Kshira was the dark path, the other half of Tau-tau, the part almost never spoken of because those who dared try to master it either died or went mad. Such had been the case with Kansatsu, Nicholas’s Tau-tau
sensei,
who had embedded pieces of Kshira inside Nicholas’s mind like cunning timebombs.

Nicholas had been told that Okami possessed
koryoku,
the Illuminating Power. It was said among the ancients who practiced Tau-tau centuries ago that
koryoku
was the sole path to Shuken, the Dominion, where the two halves of Tau-tau could be united into a working whole. But others insisted that Shuken was merely a myth, that Akshara and Kshira were never meant to meld into a whole.

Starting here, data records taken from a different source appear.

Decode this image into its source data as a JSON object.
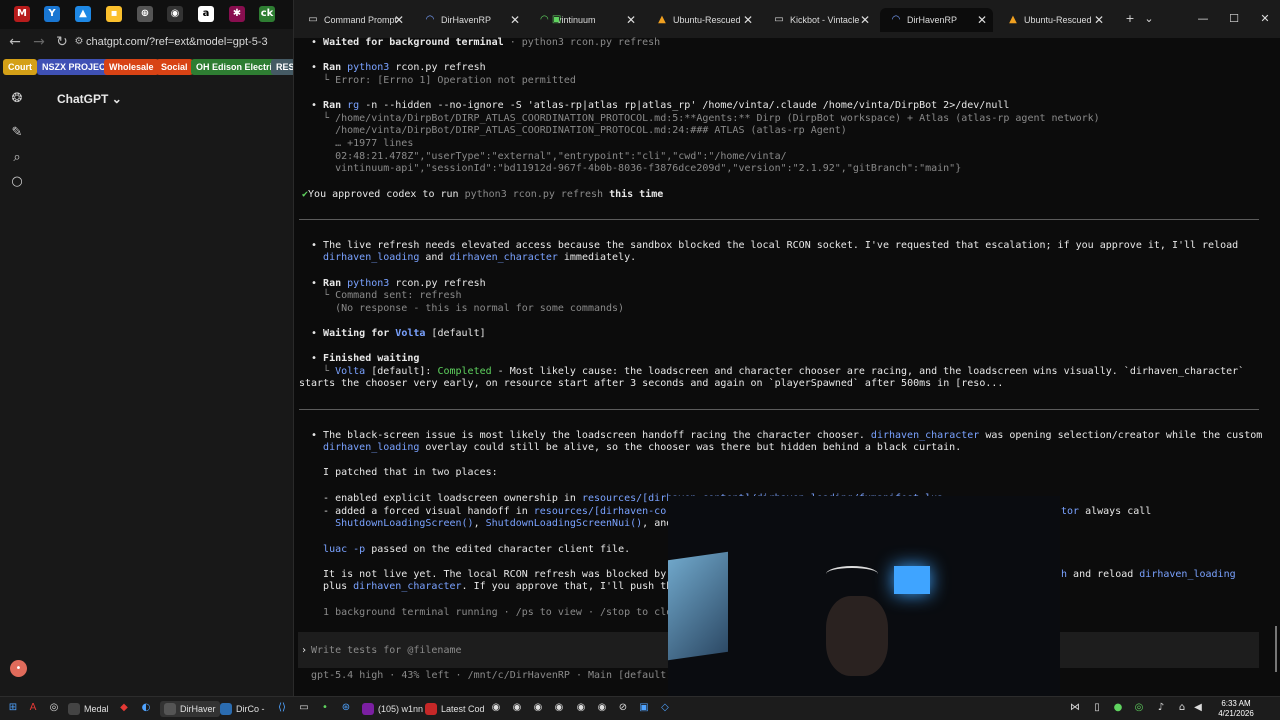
{
  "browser": {
    "url": "chatgpt.com/?ref=ext&model=gpt-5-3",
    "bookmarks": [
      {
        "label": "Court",
        "color": "#d4a017"
      },
      {
        "label": "NSZX PROJECT",
        "color": "#3f51b5"
      },
      {
        "label": "Wholesale",
        "color": "#d84315"
      },
      {
        "label": "Social",
        "color": "#d84315"
      },
      {
        "label": "OH Edison Electric",
        "color": "#2e7d32"
      },
      {
        "label": "RESE",
        "color": "#455a64"
      }
    ],
    "app_title": "ChatGPT",
    "avatar_initial": "•"
  },
  "terminal": {
    "tabs": [
      {
        "label": "Command Prompt",
        "icon": "terminal-icon"
      },
      {
        "label": "DirHavenRP",
        "icon": "spinner-icon"
      },
      {
        "label": "vintinuum",
        "icon": "green-square-icon"
      },
      {
        "label": "Ubuntu-Rescued",
        "icon": "linux-icon"
      },
      {
        "label": "Kickbot - Vintacle",
        "icon": "terminal-icon"
      },
      {
        "label": "DirHavenRP",
        "icon": "spinner-icon"
      },
      {
        "label": "Ubuntu-Rescued",
        "icon": "linux-icon"
      }
    ],
    "lines": {
      "l1a": "• ",
      "l1b": "Waited for background terminal",
      "l1c": " · python3 rcon.py refresh",
      "l2a": "• ",
      "l2b": "Ran ",
      "l2c": "python3",
      "l2d": " rcon.py refresh",
      "l3": "  └ Error: [Errno 1] Operation not permitted",
      "l4a": "• ",
      "l4b": "Ran ",
      "l4c": "rg",
      "l4d": " -n --hidden --no-ignore -S ",
      "l4e": "'atlas-rp|atlas rp|atlas_rp'",
      "l4f": " /home/vinta/.claude /home/vinta/DirpBot 2>/dev/null",
      "l5": "  └ /home/vinta/DirpBot/DIRP_ATLAS_COORDINATION_PROTOCOL.md:5:**Agents:** Dirp (DirpBot workspace) + Atlas (atlas-rp agent network)",
      "l6": "    /home/vinta/DirpBot/DIRP_ATLAS_COORDINATION_PROTOCOL.md:24:### ATLAS (atlas-rp Agent)",
      "l7": "    … +1977 lines",
      "l8": "    02:48:21.478Z\",\"userType\":\"external\",\"entrypoint\":\"cli\",\"cwd\":\"/home/vinta/",
      "l9": "    vintinuum-api\",\"sessionId\":\"bd11912d-967f-4b0b-8036-f3876dce209d\",\"version\":\"2.1.92\",\"gitBranch\":\"main\"}",
      "l10a": "✔",
      "l10b": "You approved codex to run ",
      "l10c": "python3 rcon.py refresh",
      "l10d": " this time",
      "l11a": "• ",
      "l11b": "The live refresh needs elevated access because the sandbox blocked the local RCON socket. I've requested that escalation; if you approve it, I'll reload",
      "l12a": "  ",
      "l12b": "dirhaven_loading",
      "l12c": " and ",
      "l12d": "dirhaven_character",
      "l12e": " immediately.",
      "l13a": "• ",
      "l13b": "Ran ",
      "l13c": "python3",
      "l13d": " rcon.py refresh",
      "l14": "  └ Command sent: refresh",
      "l15": "    (No response - this is normal for some commands)",
      "l16a": "• ",
      "l16b": "Waiting for ",
      "l16c": "Volta",
      "l16d": " [default]",
      "l17a": "• ",
      "l17b": "Finished waiting",
      "l18a": "  └ ",
      "l18b": "Volta",
      "l18c": " [default]: ",
      "l18d": "Completed",
      "l18e": " - Most likely cause: the loadscreen and character chooser are racing, and the loadscreen wins visually. `dirhaven_character`",
      "l19": "starts the chooser very early, on resource start after 3 seconds and again on `playerSpawned` after 500ms in [reso...",
      "l20a": "• ",
      "l20b": "The black-screen issue is most likely the loadscreen handoff racing the character chooser. ",
      "l20c": "dirhaven_character",
      "l20d": " was opening selection/creator while the custom",
      "l21a": "  ",
      "l21b": "dirhaven_loading",
      "l21c": " overlay could still be alive, so the chooser was there but hidden behind a black curtain.",
      "l22": "  I patched that in two places:",
      "l23a": "  - enabled explicit loadscreen ownership in ",
      "l23b": "resources/[dirhaven-content]/dirhaven_loading/fxmanifest.lua",
      "l24a": "  - added a forced visual handoff in ",
      "l24b": "resources/[dirhaven-core]",
      "l24c": "tor",
      "l24d": " always call",
      "l25a": "    ",
      "l25b": "ShutdownLoadingScreen()",
      "l25c": ", ",
      "l25d": "ShutdownLoadingScreenNui()",
      "l25e": ", and t",
      "l26a": "  ",
      "l26b": "luac -p",
      "l26c": " passed on the edited character client file.",
      "l27a": "  It is not live yet. The local RCON refresh was blocked by th",
      "l27b": "h",
      "l27c": " and reload ",
      "l27d": "dirhaven_loading",
      "l28a": "  plus ",
      "l28b": "dirhaven_character",
      "l28c": ". If you approve that, I'll push the",
      "l29": "  1 background terminal running · /ps to view · /stop to close",
      "prompt_marker": "›",
      "prompt_placeholder": "Write tests for @filename",
      "status": "  gpt-5.4 high · 43% left · /mnt/c/DirHavenRP · Main [default]"
    }
  },
  "taskbar": {
    "apps": [
      {
        "label": "Medal",
        "color": "#444"
      },
      {
        "label": "DirHaver",
        "color": "#333"
      },
      {
        "label": "DirCo -",
        "color": "#2b6cb0"
      },
      {
        "label": "(105) w1nn",
        "color": "#7b1fa2"
      },
      {
        "label": "Latest Cod",
        "color": "#c62828"
      }
    ],
    "time": "6:33 AM",
    "date": "4/21/2026"
  }
}
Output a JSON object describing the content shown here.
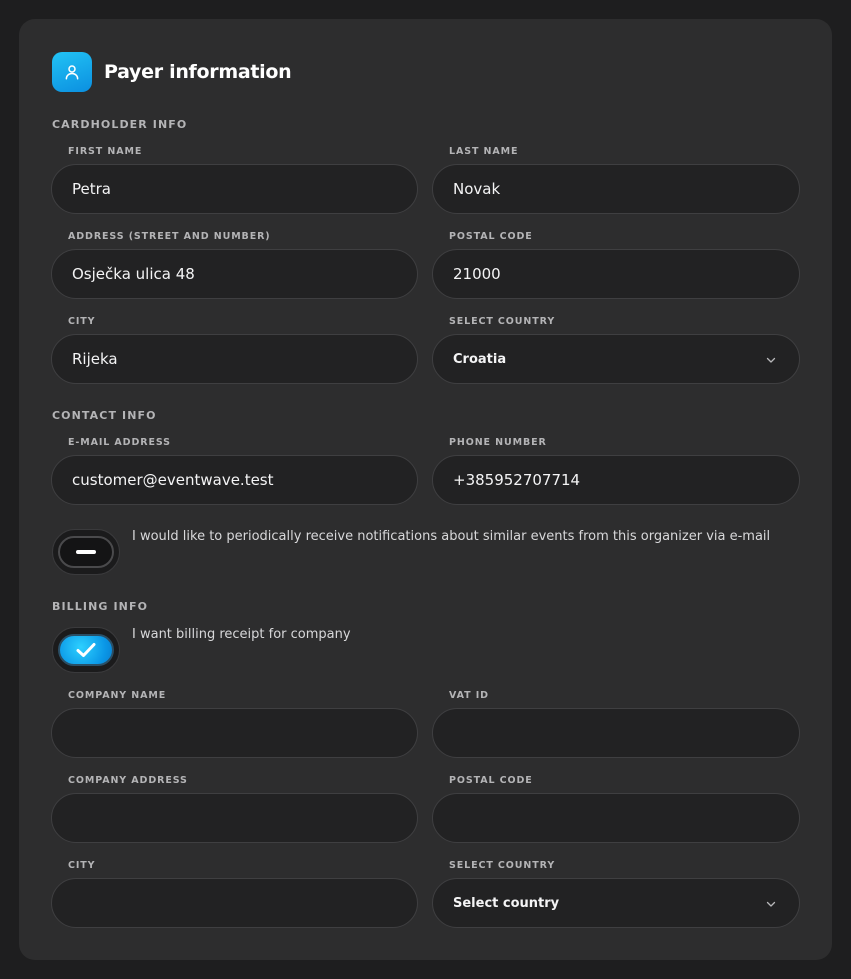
{
  "header": {
    "title": "Payer information",
    "icon": "user-icon"
  },
  "sections": {
    "cardholder": "CARDHOLDER INFO",
    "contact": "CONTACT INFO",
    "billing": "BILLING INFO"
  },
  "cardholder": {
    "first_name": {
      "label": "FIRST NAME",
      "value": "Petra"
    },
    "last_name": {
      "label": "LAST NAME",
      "value": "Novak"
    },
    "address": {
      "label": "ADDRESS (STREET AND NUMBER)",
      "value": "Osječka ulica 48"
    },
    "postal_code": {
      "label": "POSTAL CODE",
      "value": "21000"
    },
    "city": {
      "label": "CITY",
      "value": "Rijeka"
    },
    "country": {
      "label": "SELECT COUNTRY",
      "value": "Croatia"
    }
  },
  "contact": {
    "email": {
      "label": "E-MAIL ADDRESS",
      "value": "customer@eventwave.test"
    },
    "phone": {
      "label": "PHONE NUMBER",
      "value": "+385952707714"
    },
    "notifications": {
      "label": "I would like to periodically receive notifications about similar events from this organizer via e-mail",
      "checked": false
    }
  },
  "billing": {
    "company_receipt": {
      "label": "I want billing receipt for company",
      "checked": true
    },
    "company_name": {
      "label": "COMPANY NAME",
      "value": ""
    },
    "vat_id": {
      "label": "VAT ID",
      "value": ""
    },
    "company_address": {
      "label": "COMPANY ADDRESS",
      "value": ""
    },
    "postal_code": {
      "label": "POSTAL CODE",
      "value": ""
    },
    "city": {
      "label": "CITY",
      "value": ""
    },
    "country": {
      "label": "SELECT COUNTRY",
      "value": "Select country"
    }
  },
  "colors": {
    "accent": "#1ea8ef",
    "card": "#2d2d2e",
    "background": "#1e1e1f",
    "input": "#222223"
  }
}
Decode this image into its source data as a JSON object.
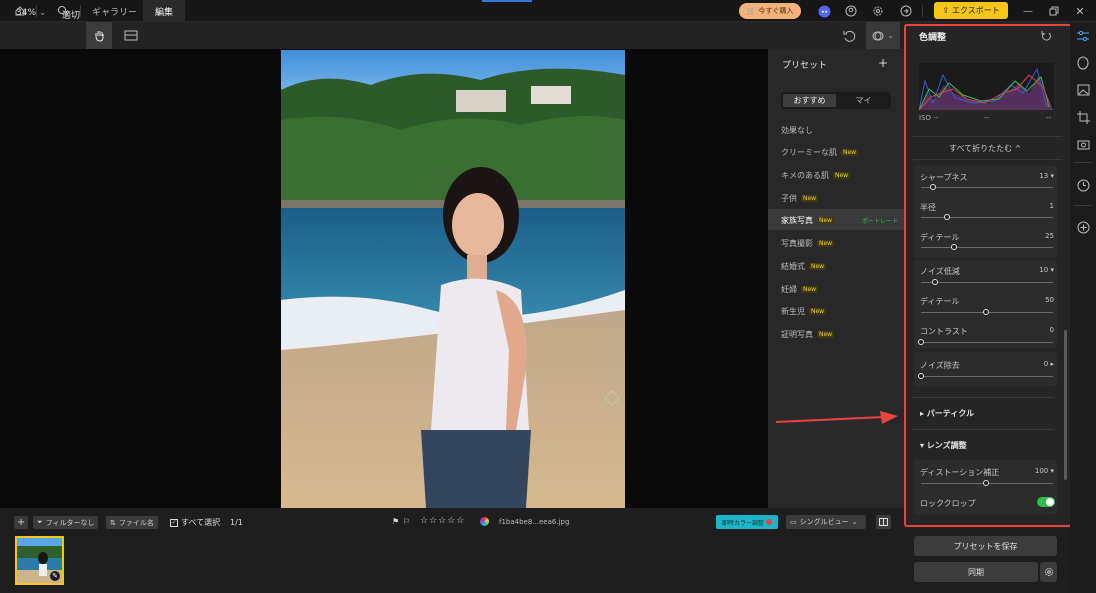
{
  "topbar": {
    "tabs": [
      {
        "label": "ギャラリー"
      },
      {
        "label": "編集"
      }
    ],
    "buy_label": "今すぐ購入",
    "export_label": "エクスポート"
  },
  "toolbar": {
    "zoom": "34%",
    "fit": "適切"
  },
  "presets": {
    "title": "プリセット",
    "add": "+",
    "tabs": [
      "おすすめ",
      "マイ"
    ],
    "items": [
      {
        "label": "効果なし",
        "new": false
      },
      {
        "label": "クリーミーな肌",
        "new": true
      },
      {
        "label": "キメのある肌",
        "new": true
      },
      {
        "label": "子供",
        "new": true
      },
      {
        "label": "家族写真",
        "new": true,
        "tag": "ポートレート"
      },
      {
        "label": "写真撮影",
        "new": true
      },
      {
        "label": "結婚式",
        "new": true
      },
      {
        "label": "妊婦",
        "new": true
      },
      {
        "label": "新生児",
        "new": true
      },
      {
        "label": "証明写真",
        "new": true
      }
    ],
    "new_label": "New"
  },
  "adjust": {
    "title": "色調整",
    "iso": "ISO --",
    "iso_mid": "--",
    "iso_right": "--",
    "collapse_all": "すべて折りたたむ ^",
    "group1": [
      {
        "label": "シャープネス",
        "value": "13 ▾",
        "pos": 0.13
      },
      {
        "label": "半径",
        "value": "1",
        "pos": 0.25
      },
      {
        "label": "ディテール",
        "value": "25",
        "pos": 0.3
      }
    ],
    "group2": [
      {
        "label": "ノイズ低減",
        "value": "10 ▾",
        "pos": 0.1
      },
      {
        "label": "ディテール",
        "value": "50",
        "pos": 0.5
      },
      {
        "label": "コントラスト",
        "value": "0",
        "pos": 0.0
      }
    ],
    "noise_removal": {
      "label": "ノイズ除去",
      "value": "0 ▸",
      "pos": 0.0
    },
    "particle": "▸ パーティクル",
    "lens": "▾ レンズ調整",
    "distortion": {
      "label": "ディストーション補正",
      "value": "100 ▾",
      "pos": 0.5
    },
    "lock_crop": {
      "label": "ロッククロップ",
      "on": true
    }
  },
  "bottom": {
    "add": "+",
    "filter": "フィルターなし",
    "sort": "ファイル名",
    "select_all": "すべて選択",
    "count": "1/1",
    "stars": "☆☆☆☆☆",
    "filename": "f1ba4be8...eea6.jpg",
    "realtime": "即時カラー調整",
    "view": "シングルビュー",
    "save_preset": "プリセットを保存",
    "sync": "同期"
  },
  "colors": {
    "accent_yellow": "#f5c518",
    "highlight_red": "#e8453c",
    "toggle_green": "#2fbf4a",
    "realtime_cyan": "#1fb5c9"
  }
}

Nicholas fervently believed in Shuken. He needed to. Otherwise Kshira, the soul destroyer, would eventually take him over and drive him mad as it had Kansatsu.

Abruptly, he felt the jellied sky covering his limbs, heard the chittering of ten million voices speaking in unknown tongues directly at the center of his mind. It was as it had been this afternoon. It was Kshira, and it was too much. It –

‘No,’ Okami said sharply, ‘do not pull away from Kshira. You will only draw the dark patterns closer to you, and once they attach themselves to your conscious mind they cannot be severed.’

Deep within the trancelike state of Tau-tau, Nicholas was beyond time and space. He existed as a point of light in a void without dimension. All around him the cosmos breathed like a beast in the forest, but now instead of being encased in the armor of Akshara, he felt the unquiet darkness all around as the shards of Kshira swirled in the void. Once, they seemed almost harmless, distant clouds on a limitless horizon. But now they circled him so swiftly that at any given moment they blocked out increasing sections of the void, impairing his psychic vision. All too soon, he knew, they would link up, making a continuous band around him, cutting him off from chunks of Akshara until all he could see and feel would be their black weight, and then the madness would set in.